While individual tractors have their own specific adjustment processes, an out-of-true track is easily spotted, particularly on friction drive systems, as the sides of the guide lugs will wear rapidly.
Component wear or replacement can influence alignment, and checking temperature on the sides of the lugs will show up any one-sided rubbing.
Most track frames will run reasonably clean – dust and dirt is useful, but large pieces of debris and sharp stones, less so.
Any stones pushed into the rollers or track carcass should be removed before they inflict too much damage.
When new tracks have been fitted, there is a ‘break-in’ period that will help you get the most from your new rubber.

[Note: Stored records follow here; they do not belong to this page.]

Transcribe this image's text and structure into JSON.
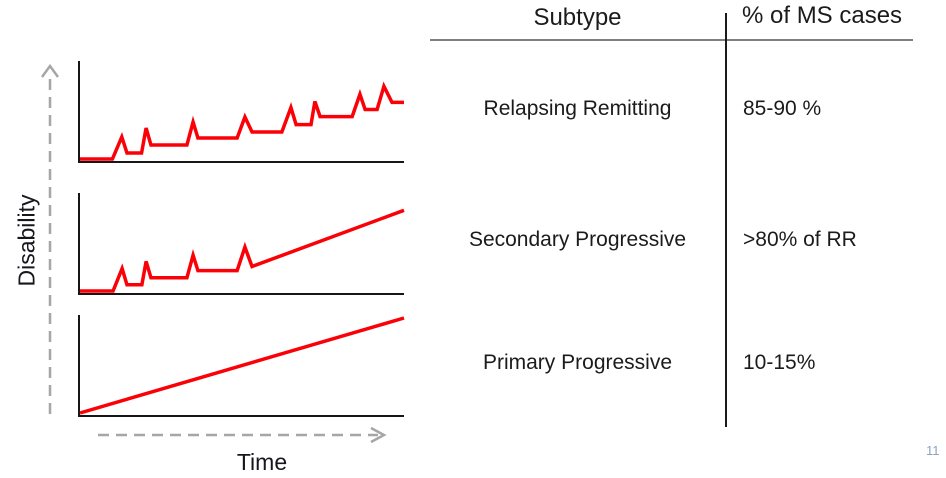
{
  "figure": {
    "y_axis_label": "Disability",
    "x_axis_label": "Time"
  },
  "table": {
    "headers": [
      "Subtype",
      "% of MS cases"
    ],
    "rows": [
      {
        "subtype": "Relapsing Remitting",
        "value": "85-90 %"
      },
      {
        "subtype": "Secondary Progressive",
        "value": ">80% of RR"
      },
      {
        "subtype": "Primary Progressive",
        "value": "10-15%"
      }
    ]
  },
  "page_number": "11",
  "colors": {
    "line_red": "#fb0007",
    "axis_black": "#161616",
    "arrow_gray": "#a6a6a6",
    "header_rule_gray": "#7f7f7f",
    "text_black": "#16161d",
    "page_number_gray": "#8da3bd"
  },
  "chart_data": [
    {
      "type": "line",
      "title": "Relapsing Remitting disease course",
      "xlabel": "Time",
      "ylabel": "Disability",
      "x_range": [
        0,
        100
      ],
      "y_range": [
        0,
        100
      ],
      "grid": false,
      "ticks": "none (qualitative sketch)",
      "series": [
        {
          "name": "Relapsing Remitting",
          "color": "#fb0007"
        }
      ],
      "points": [
        [
          0,
          2
        ],
        [
          10,
          2
        ],
        [
          12.9,
          24
        ],
        [
          14.5,
          8
        ],
        [
          19,
          8
        ],
        [
          20.4,
          33
        ],
        [
          21.9,
          16
        ],
        [
          33,
          16
        ],
        [
          34.9,
          39
        ],
        [
          36.4,
          23
        ],
        [
          48.5,
          23
        ],
        [
          50.9,
          44
        ],
        [
          53.1,
          29
        ],
        [
          62.3,
          29
        ],
        [
          65.1,
          53.5
        ],
        [
          66.7,
          36.4
        ],
        [
          71.3,
          36.4
        ],
        [
          72.5,
          59.6
        ],
        [
          74.1,
          44.4
        ],
        [
          84,
          44.4
        ],
        [
          86.4,
          66.7
        ],
        [
          88,
          51.5
        ],
        [
          91.7,
          51.5
        ],
        [
          93.8,
          74.7
        ],
        [
          96.3,
          58.6
        ],
        [
          100,
          58.6
        ]
      ]
    },
    {
      "type": "line",
      "title": "Secondary Progressive disease course",
      "xlabel": "Time",
      "ylabel": "Disability",
      "x_range": [
        0,
        100
      ],
      "y_range": [
        0,
        100
      ],
      "grid": false,
      "ticks": "none (qualitative sketch)",
      "series": [
        {
          "name": "Secondary Progressive",
          "color": "#fb0007"
        }
      ],
      "points": [
        [
          0,
          2
        ],
        [
          10.2,
          2
        ],
        [
          13,
          24.5
        ],
        [
          14.5,
          8.2
        ],
        [
          19.1,
          8.2
        ],
        [
          20.4,
          31.6
        ],
        [
          21.9,
          15.3
        ],
        [
          33,
          15.3
        ],
        [
          34.9,
          37.8
        ],
        [
          36.4,
          22.4
        ],
        [
          48.5,
          22.4
        ],
        [
          50.9,
          45.9
        ],
        [
          53.1,
          26.5
        ],
        [
          100,
          82.7
        ]
      ]
    },
    {
      "type": "line",
      "title": "Primary Progressive disease course",
      "xlabel": "Time",
      "ylabel": "Disability",
      "x_range": [
        0,
        100
      ],
      "y_range": [
        0,
        100
      ],
      "grid": false,
      "ticks": "none (qualitative sketch)",
      "series": [
        {
          "name": "Primary Progressive",
          "color": "#fb0007"
        }
      ],
      "points": [
        [
          0,
          2
        ],
        [
          100,
          97
        ]
      ]
    }
  ]
}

Essentially, tracks need to be ‘work-hardened’ and this is where dust and dirt act as a dry lubricant to minimise heat build-up and reduce rubber stickiness.

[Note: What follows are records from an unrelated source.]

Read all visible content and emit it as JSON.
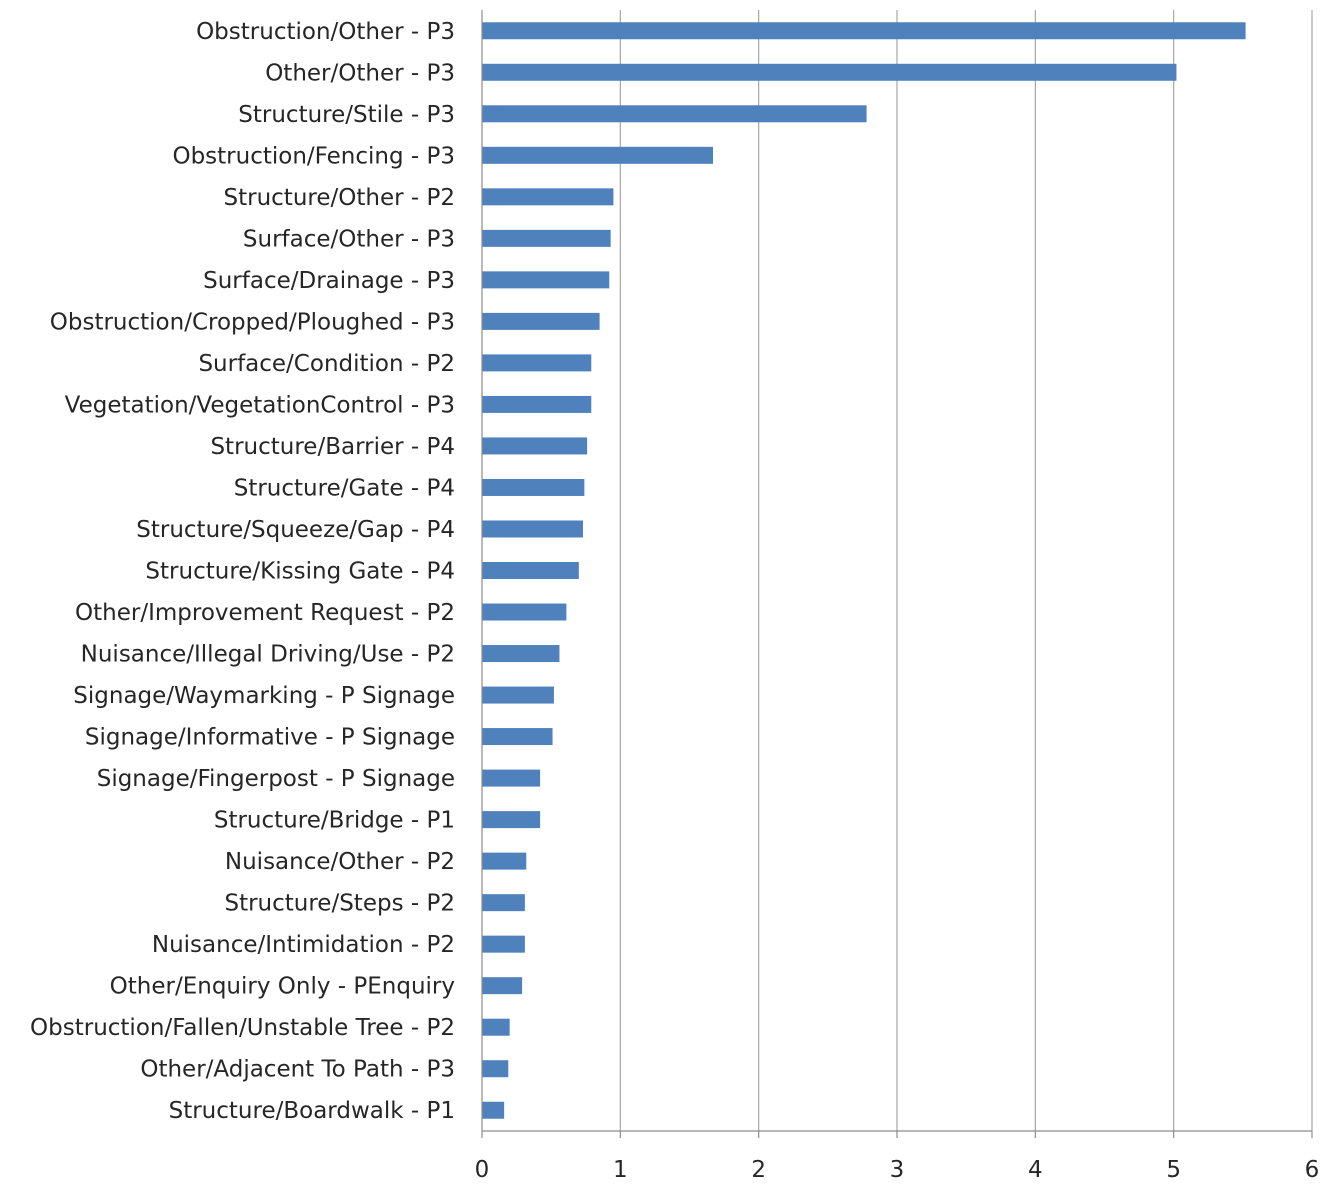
{
  "chart_data": {
    "type": "bar",
    "orientation": "horizontal",
    "title": "",
    "xlabel": "",
    "ylabel": "",
    "xlim": [
      0,
      6
    ],
    "xticks": [
      0,
      1,
      2,
      3,
      4,
      5,
      6
    ],
    "grid": true,
    "legend": "none",
    "bar_color": "#4f81bd",
    "categories": [
      "Obstruction/Other - P3",
      "Other/Other - P3",
      "Structure/Stile - P3",
      "Obstruction/Fencing - P3",
      "Structure/Other - P2",
      "Surface/Other - P3",
      "Surface/Drainage - P3",
      "Obstruction/Cropped/Ploughed - P3",
      "Surface/Condition - P2",
      "Vegetation/VegetationControl - P3",
      "Structure/Barrier - P4",
      "Structure/Gate - P4",
      "Structure/Squeeze/Gap - P4",
      "Structure/Kissing Gate - P4",
      "Other/Improvement Request - P2",
      "Nuisance/Illegal Driving/Use - P2",
      "Signage/Waymarking - P Signage",
      "Signage/Informative - P Signage",
      "Signage/Fingerpost - P Signage",
      "Structure/Bridge - P1",
      "Nuisance/Other - P2",
      "Structure/Steps - P2",
      "Nuisance/Intimidation - P2",
      "Other/Enquiry Only - PEnquiry",
      "Obstruction/Fallen/Unstable Tree - P2",
      "Other/Adjacent To Path - P3",
      "Structure/Boardwalk - P1"
    ],
    "values": [
      5.52,
      5.02,
      2.78,
      1.67,
      0.95,
      0.93,
      0.92,
      0.85,
      0.79,
      0.79,
      0.76,
      0.74,
      0.73,
      0.7,
      0.61,
      0.56,
      0.52,
      0.51,
      0.42,
      0.42,
      0.32,
      0.31,
      0.31,
      0.29,
      0.2,
      0.19,
      0.16
    ]
  }
}
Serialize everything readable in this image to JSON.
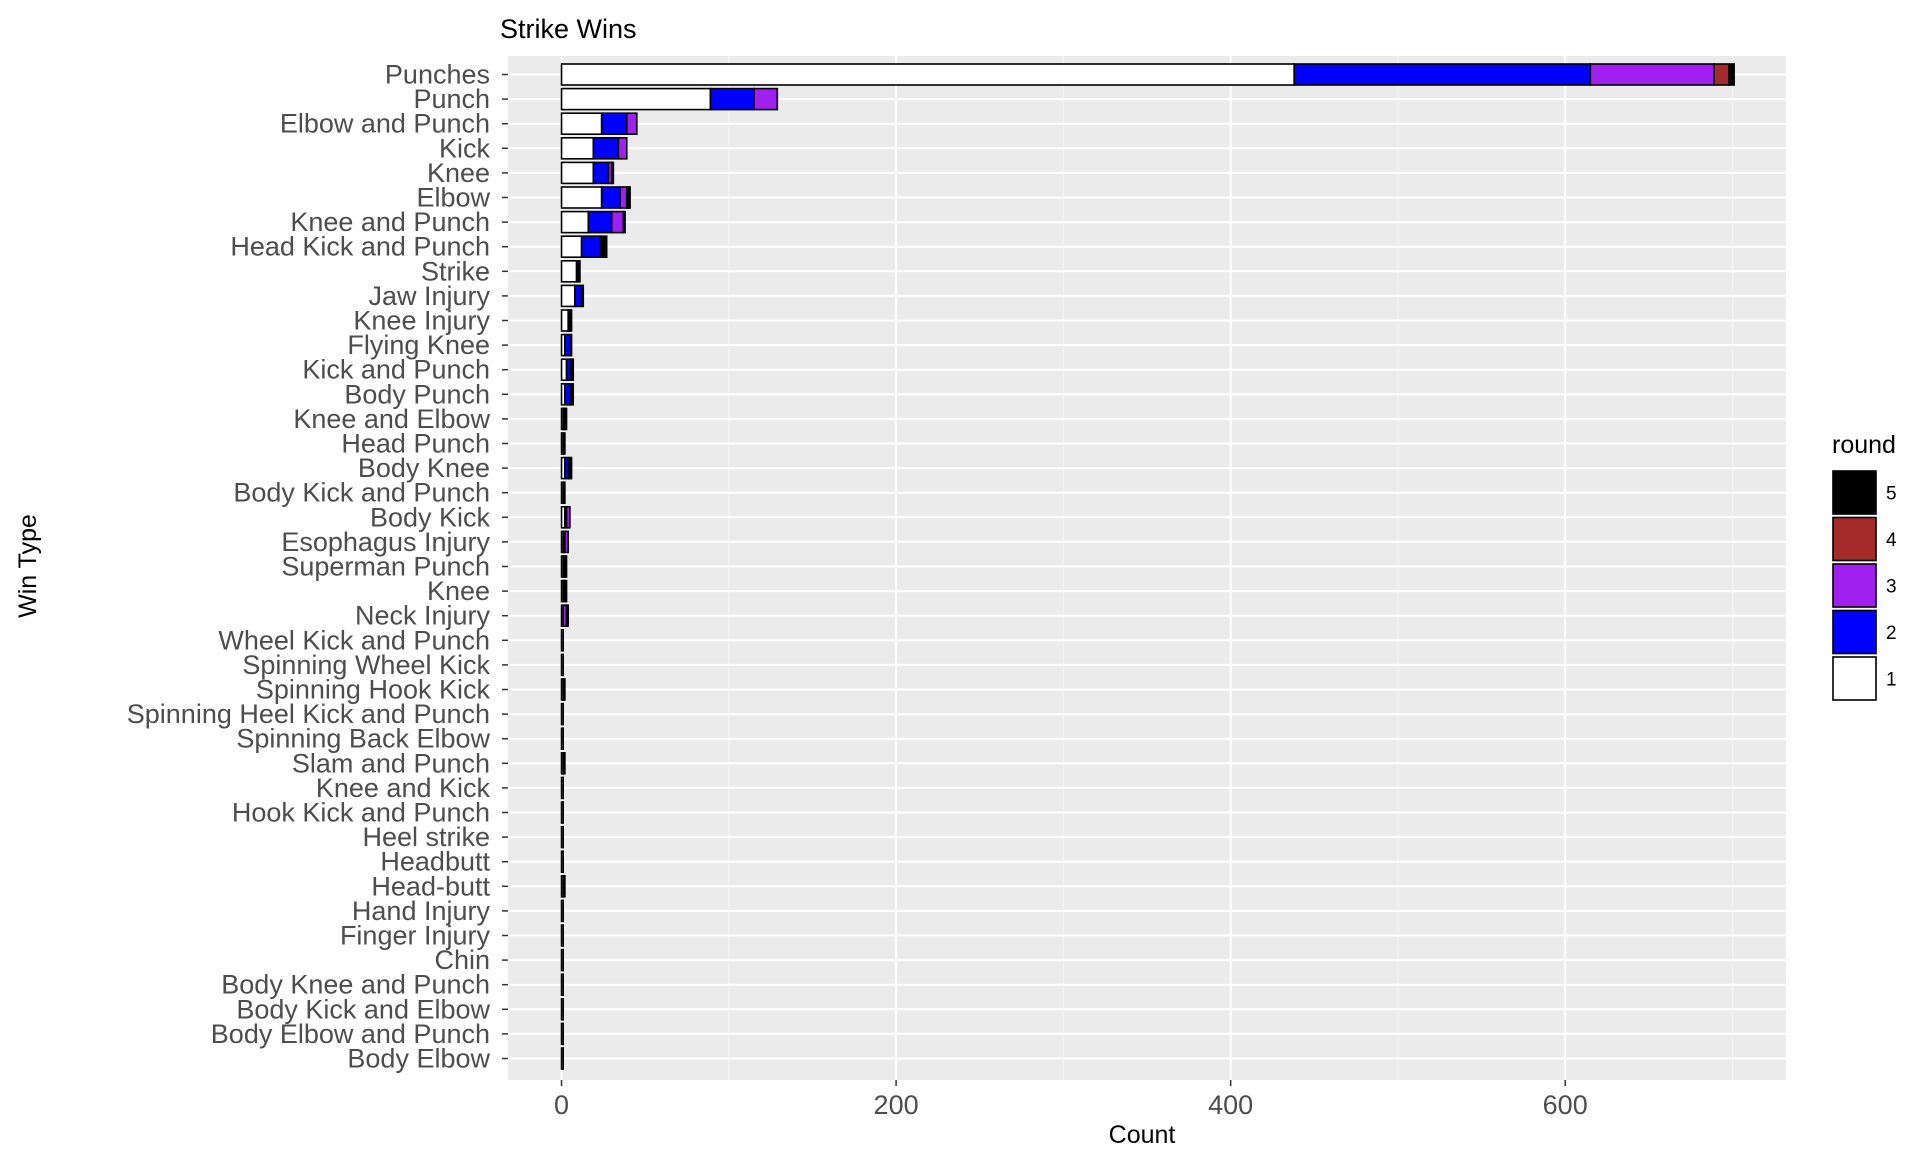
{
  "chart_data": {
    "type": "bar",
    "orientation": "horizontal",
    "stacked": true,
    "title": "Strike Wins",
    "xlabel": "Count",
    "ylabel": "Win Type",
    "xlim": [
      -32,
      732
    ],
    "xticks": [
      0,
      200,
      400,
      600
    ],
    "grid": true,
    "legend_position": "right",
    "legend_title": "round",
    "categories": [
      "Punches",
      "Punch",
      "Elbow and Punch",
      "Kick",
      "Knee",
      "Elbow",
      "Knee and Punch",
      "Head Kick and Punch",
      "Strike",
      "Jaw Injury",
      "Knee Injury",
      "Flying Knee",
      "Kick and Punch",
      "Body Punch",
      "Knee and Elbow",
      "Head Punch",
      "Body Knee",
      "Body Kick and Punch",
      "Body Kick",
      "Esophagus Injury",
      "Superman Punch",
      "Knee ",
      "Neck Injury",
      "Wheel Kick and Punch",
      "Spinning Wheel Kick",
      "Spinning Hook Kick",
      "Spinning Heel Kick and Punch",
      "Spinning Back Elbow",
      "Slam and Punch",
      "Knee and Kick",
      "Hook Kick and Punch",
      "Heel strike",
      "Headbutt",
      "Head-butt",
      "Hand Injury",
      "Finger Injury",
      "Chin",
      "Body Knee and Punch",
      "Body Kick and Elbow",
      "Body Elbow and Punch",
      "Body Elbow"
    ],
    "series": [
      {
        "name": "1",
        "color": "#ffffff",
        "values": [
          438,
          89,
          24,
          19,
          19,
          24,
          16,
          12,
          9,
          8,
          4,
          2,
          3,
          2,
          1,
          1,
          2,
          1,
          2,
          1,
          1,
          1,
          1,
          1,
          1,
          1,
          1,
          1,
          1,
          1,
          1,
          1,
          1,
          1,
          1,
          1,
          1,
          1,
          1,
          1,
          1
        ]
      },
      {
        "name": "2",
        "color": "#0000ff",
        "values": [
          177,
          26,
          15,
          15,
          9,
          11,
          14,
          11,
          1,
          4,
          1,
          3,
          2,
          3,
          0,
          0,
          2,
          0,
          1,
          1,
          1,
          1,
          0,
          0,
          0,
          0,
          0,
          0,
          0,
          0,
          0,
          0,
          0,
          0,
          0,
          0,
          0,
          0,
          0,
          0,
          0
        ]
      },
      {
        "name": "3",
        "color": "#a020f0",
        "values": [
          74,
          14,
          6,
          5,
          2,
          4,
          7,
          1,
          0,
          0,
          0,
          1,
          1,
          1,
          1,
          0,
          1,
          0,
          2,
          2,
          0,
          0,
          2,
          0,
          0,
          0,
          0,
          0,
          0,
          0,
          0,
          0,
          0,
          0,
          0,
          0,
          0,
          0,
          0,
          0,
          0
        ]
      },
      {
        "name": "4",
        "color": "#a52a2a",
        "values": [
          9,
          0,
          0,
          0,
          0,
          1,
          0,
          0,
          0,
          0,
          0,
          0,
          0,
          0,
          0,
          0,
          0,
          0,
          0,
          0,
          0,
          0,
          0,
          0,
          0,
          0,
          0,
          0,
          0,
          0,
          0,
          0,
          0,
          0,
          0,
          0,
          0,
          0,
          0,
          0,
          0
        ]
      },
      {
        "name": "5",
        "color": "#000000",
        "values": [
          3,
          0,
          0,
          0,
          1,
          1,
          1,
          3,
          1,
          1,
          1,
          0,
          1,
          1,
          1,
          1,
          1,
          1,
          0,
          0,
          1,
          1,
          1,
          0,
          0,
          1,
          0,
          0,
          1,
          0,
          0,
          0,
          0,
          1,
          0,
          0,
          0,
          0,
          0,
          0,
          0
        ]
      }
    ]
  }
}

“It is important not to tear off down the road on a long journey, with new tracks,” warns Case-IH’s Paul Freeman. “Mid-wheels will be turning very fast at road speeds, and heat build-up will be the biggest problem here. Rubber surfaces will soften and try to vulcanise themselves together.”
“If you really have to run down the road, break the journey into short stints and allow tracks to cool,” he says. “A useful tip to resist heat is to coat the inside the tracks with a conditioning powder, which contains graphite.”
It is a point reinforced by Agco’s Ben Bell who suggests a bag of lime split between both tracks can help remove a shiny finish and maintain friction.
Tracks can last a long time if road-work and stony ground have been avoided. Typically, tracks can last 3,000-5,000 hours and often double the life of tyres doing the same work, in the same conditions.
On positive drive systems, ensure wheel scrapers are correctly adjusted to prevent material build-up. Excess debris can lead to lug damage and deterioration of the area where the drive wheel and track meet.
Mechanical damage, side-loading and excessive torque can shorten drive lug life, according to Camso distributor Eurotrack.
“Try and make headland turns in alternate directions,” suggests Eurotrack’s James Hunt. “This can help to equalise wear on both sides of the drive lugs.”
“And get into the habit of making frequent undercarriage inspections,” he adds. “That way, you are more likely to spot a problem before it develops, and that can save you money.”